Mental state in clinical research is assessed subjectively through discussion and rating scales. Initial research confirms that objectively collected data from sensors can be a gamechanger in detection of episodes of bipolar disorder (BD). However, the key barriers to use sensors in BD monitoring remain open: (i) lack of easily adaptable computational methods for BD episodes prediction; (ii) lack of reliable benchmark datasets for training of the algorithms. Furthermore, in the majority of the state of the art, the episode prediction problem is stated as a supervised learning task and collecting numerous labels is almost infeasible in the BD monitoring context. 

Main strengths.

BIPOLAR has access to two large digital anonymised data sets already collected from sensors of BD patients which will guide the research and experimental development. 
BIPOLAR aims at the development of highly novel computational intelligence methods for sensor-based, semi-supervised and uncertainty-aware prediction of BD episodes.     

Main goals.

The objectives of the BIPOLAR are: (1) to develop and evaluate methods for sensor data aggregation and feature retrieval (2) to model uncertainty of depressive and manic symptoms; (3) to develop semi-supervised software prototype for prediction of shifts of patients’ mental state (4) to demonstrate the solution in two real-life use cases.
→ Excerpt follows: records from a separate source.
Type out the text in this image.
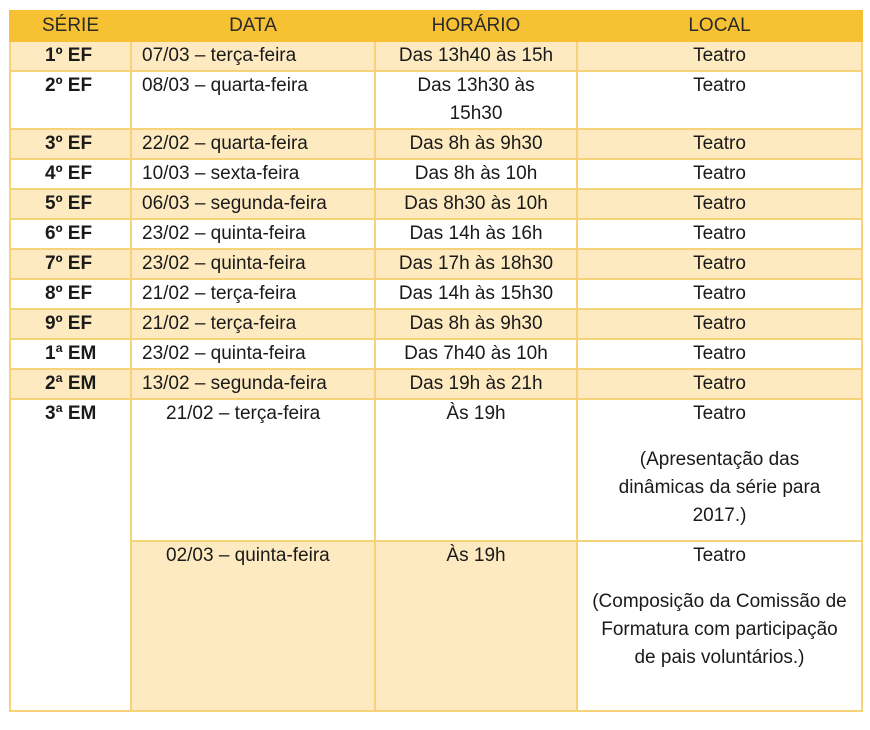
SÉRIE	DATA	HORÁRIO	LOCAL
1º EF	07/03 – terça-feira	Das 13h40 às 15h	Teatro
2º EF	08/03 – quarta-feira	Das 13h30 às 15h30	Teatro
3º EF	22/02 – quarta-feira	Das 8h às 9h30	Teatro
4º EF	10/03 – sexta-feira	Das 8h às 10h	Teatro
5º EF	06/03 – segunda-feira	Das 8h30 às 10h	Teatro
6º EF	23/02 – quinta-feira	Das 14h às 16h	Teatro
7º EF	23/02 – quinta-feira	Das 17h às 18h30	Teatro
8º EF	21/02 – terça-feira	Das 14h às 15h30	Teatro
9º EF	21/02 – terça-feira	Das 8h às 9h30	Teatro
1ª EM	23/02 – quinta-feira	Das 7h40 às 10h	Teatro
2ª EM	13/02 – segunda-feira	Das 19h às 21h	Teatro
3ª EM	21/02 – terça-feira	Às 19h	Teatro
(Apresentação das dinâmicas da série para 2017.)

	02/03 – quinta-feira	Às 19h	Teatro
(Composição da Comissão de Formatura com participação de pais voluntários.)
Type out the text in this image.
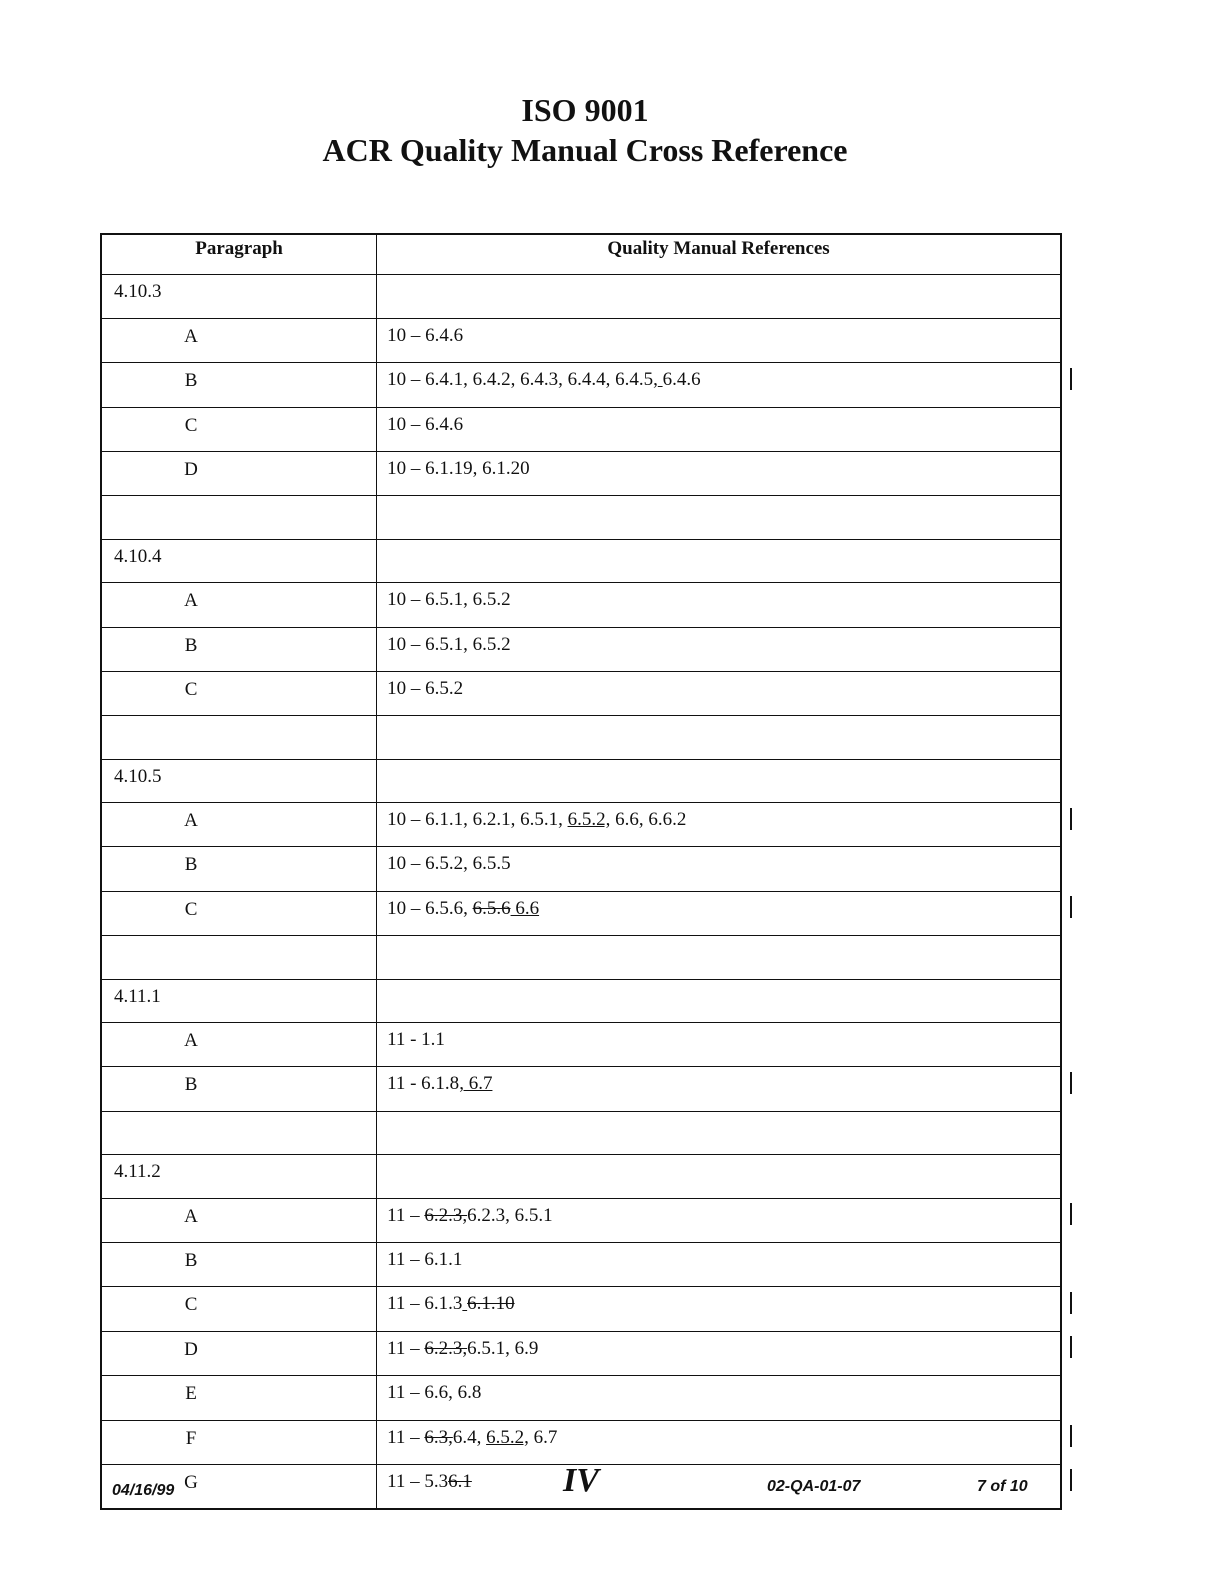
ISO 9001
ACR Quality Manual Cross Reference
Paragraph	Quality Manual References
4.10.3	
A	10 – 6.4.6
B	10 – 6.4.1, 6.4.2, 6.4.3, 6.4.4, 6.4.5, 6.4.6
C	10 – 6.4.6
D	10 – 6.1.19, 6.1.20

4.10.4	
A	10 – 6.5.1, 6.5.2
B	10 – 6.5.1, 6.5.2
C	10 – 6.5.2

4.10.5	
A	10 – 6.1.1, 6.2.1, 6.5.1, 6.5.2, 6.6, 6.6.2
B	10 – 6.5.2, 6.5.5
C	10 – 6.5.6, 6.5.6 6.6

4.11.1	
A	11 - 1.1
B	11 - 6.1.8, 6.7

4.11.2	
A	11 – 6.2.3,6.2.3, 6.5.1
B	11 – 6.1.1
C	11 – 6.1.3 6.1.10
D	11 – 6.2.3,6.5.1, 6.9
E	11 – 6.6, 6.8
F	11 – 6.3,6.4, 6.5.2, 6.7
G	11 – 5.36.1
04/16/99	IV	02-QA-01-07	7 of 10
BIPOLAR will use an agile approach in its research-based development including evaluation in specific psychiatric scenarios characterized with low sensor-data labeling percentage, high uncertainty of psychiatric labelling and high-variability between individuals.       

Scientific uniqueness of BIPOLAR consists of delivering a software prototype with a set of accurate computational methods for early prediction of bipolar episodes based on the conjoint use of fuzzy logic, statistical process control and semi-supervised learning.